In 1883 he received a letter from a friend, Colonel Mair. The Colonel asked if it was true that McCoy’s adult son Frederick, who had been living and working in New Zealand for some years as a barrister, was in financial trouble. It certainly was not true, and when the Professor investigated he discovered that a very clever fraud was being perpetrated.
Someone pretending to be his daughter Emily had been writing letters to the family’s friends and acquaintances asking for money on behalf of Frederick Jnr. They were requested not to tell Professor McCoy, as the son was too proud to ask his father for help.
The police took up the case, and subsequently arrested a most unlikely suspect. She was Catherine Griffin, a sixteen year old girl, daughter of a respectable market gardener. The Griffins also lived in Brighton.
The only connection the Professor had with Catherine Griffin was that her older sister Margaret, known as ‘Sissie’ had previously been employed for a period of four years by the McCoy family.
Young Catherine had evidently gained knowledge of the McCoy family via her sister, although it doesn’t appear that Sissie was involved in the scam. For some reason, although she was present at the trial, Sissie Griffin was not called as a witness.

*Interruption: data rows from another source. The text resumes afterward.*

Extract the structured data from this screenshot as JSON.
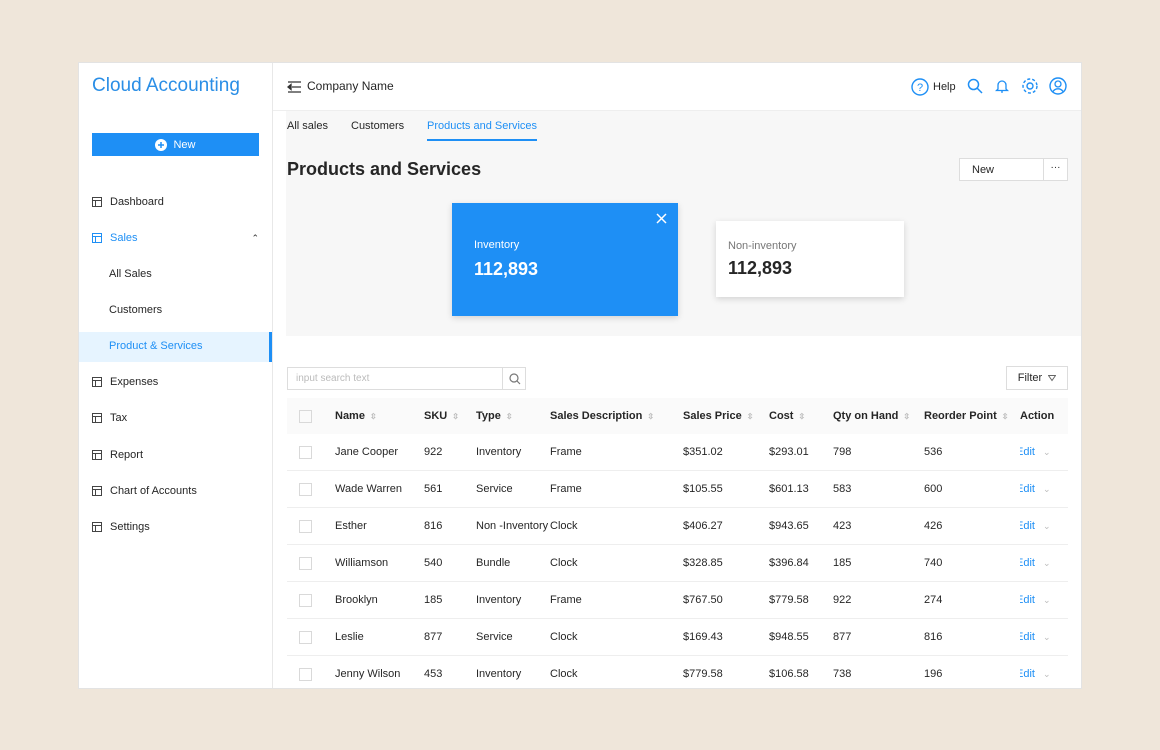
{
  "sidebar": {
    "brand": "Cloud Accounting",
    "new_button": "New",
    "menu": [
      "Dashboard",
      "Sales",
      "Expenses",
      "Tax",
      "Report",
      "Chart of Accounts",
      "Settings"
    ],
    "sales_submenu": [
      "All Sales",
      "Customers",
      "Product & Services"
    ]
  },
  "header": {
    "company": "Company Name",
    "help": "Help"
  },
  "tabs": [
    "All sales",
    "Customers",
    "Products and Services"
  ],
  "page": {
    "title": "Products and Services",
    "new_button": "New"
  },
  "cards": [
    {
      "label": "Inventory",
      "value": "112,893"
    },
    {
      "label": "Non-inventory",
      "value": "112,893"
    }
  ],
  "search_placeholder": "input search text",
  "filter_button": "Filter",
  "table": {
    "columns": [
      "Name",
      "SKU",
      "Type",
      "Sales Description",
      "Sales Price",
      "Cost",
      "Qty on Hand",
      "Reorder Point",
      "Action"
    ],
    "rows": [
      [
        "Jane Cooper",
        "922",
        "Inventory",
        "Frame",
        "$351.02",
        "$293.01",
        "798",
        "536",
        "Edit"
      ],
      [
        "Wade Warren",
        "561",
        "Service",
        "Frame",
        "$105.55",
        "$601.13",
        "583",
        "600",
        "Edit"
      ],
      [
        "Esther",
        "816",
        "Non -Inventory",
        "Clock",
        "$406.27",
        "$943.65",
        "423",
        "426",
        "Edit"
      ],
      [
        "Williamson",
        "540",
        "Bundle",
        "Clock",
        "$328.85",
        "$396.84",
        "185",
        "740",
        "Edit"
      ],
      [
        "Brooklyn",
        "185",
        "Inventory",
        "Frame",
        "$767.50",
        "$779.58",
        "922",
        "274",
        "Edit"
      ],
      [
        "Leslie",
        "877",
        "Service",
        "Clock",
        "$169.43",
        "$948.55",
        "877",
        "816",
        "Edit"
      ],
      [
        "Jenny Wilson",
        "453",
        "Inventory",
        "Clock",
        "$779.58",
        "$106.58",
        "738",
        "196",
        "Edit"
      ]
    ]
  }
}
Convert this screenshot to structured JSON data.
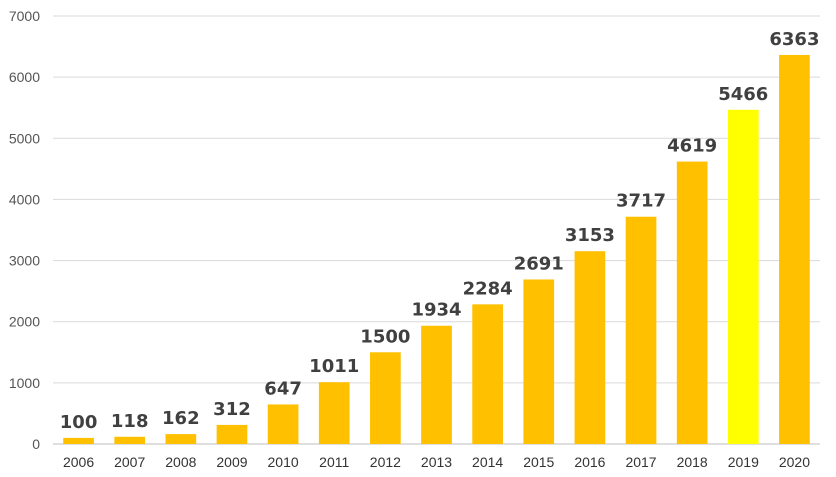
{
  "chart_data": {
    "type": "bar",
    "title": "",
    "xlabel": "",
    "ylabel": "",
    "categories": [
      "2006",
      "2007",
      "2008",
      "2009",
      "2010",
      "2011",
      "2012",
      "2013",
      "2014",
      "2015",
      "2016",
      "2017",
      "2018",
      "2019",
      "2020"
    ],
    "values": [
      100,
      118,
      162,
      312,
      647,
      1011,
      1500,
      1934,
      2284,
      2691,
      3153,
      3717,
      4619,
      5466,
      6363
    ],
    "ylim": [
      0,
      7000
    ],
    "yticks": [
      "0",
      "1000",
      "2000",
      "3000",
      "4000",
      "5000",
      "6000",
      "7000"
    ],
    "data_labels": [
      "100",
      "118",
      "162",
      "312",
      "647",
      "1011",
      "1500",
      "1934",
      "2284",
      "2691",
      "3153",
      "3717",
      "4619",
      "5466",
      "6363"
    ],
    "grid": true,
    "legend": "none",
    "colors": {
      "bar": "#FFC000",
      "highlight_bar": "#FFFF00",
      "highlight_category": "2019"
    }
  }
}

Armed with her intel, Catherine wrote a series of begging letters signed Emily McCoy. She requested that the money for poor Frederick be sent to the local post office. In a clever move she enlisted her eleven year old brother Joseph to go to the post office and collect the illegal ‘takings’.
Following her arrest Catherine was bailed out by her shocked father, but she faced what appeared to be a certain guilty verdict when the matter went to trial. There were three charges of forging and uttering.
Examples of the letters and Emily McCoy’s handwriting were compared. However, Emily’s writing was relatively easy to copy and in those days the handwriting experts we have today were not available. In addition, Catherine’s handwriting on a statement she provided to a detective was compared to that in the letters. There was no firm consensus among witnesses regarding any of the handwriting evidence. Strangely, the fact that young Joseph Griffin admitted picking up correspondence (and money) from the duped friends and passing it on to his sister did not seem to carry much weight.
In summing up, the Judge Quinlan told the jury that if they had no reasonable doubt that Griffin had written the begging letters then they must find her guilty. However he went on to say no-one had actually seen her write them. He also considered that the detective had more or less ‘tricked’ the defendant into writing a statement at the police station for secret comparison, rather than allow her to give a verbal account. He concluded as follows;
‘They [the jury] would remember that the prisoner was a young woman against whose character nothing else had ever been brought, and who did not belong to the criminal classes. The jury would ask themselves whether in a single bound she could have become the astute criminal the offence disclosed. These questions might lead to uncertainty, and uncertainty to doubt, and once doubt was fairy established in the mind of a jury, humanity, as well as the dictum of the British law, laid down that a prisoner was to get the benefit of that doubt. ‘ (Argus, July 11 1883)
It was an extraordinary statement, and one the jury apparently embraced with alacrity. After deliberating for just 15 minutes the young woman was acquitted on all counts. There was spontaneous applause in the courtroom until the judge warned that if it continued people would find themselves under arrest.
No-one really knew how much money had been obtained through the fraud. Just as with scams today, people did not want to admit they had been duped. However, it was believed to have been a considerable amount.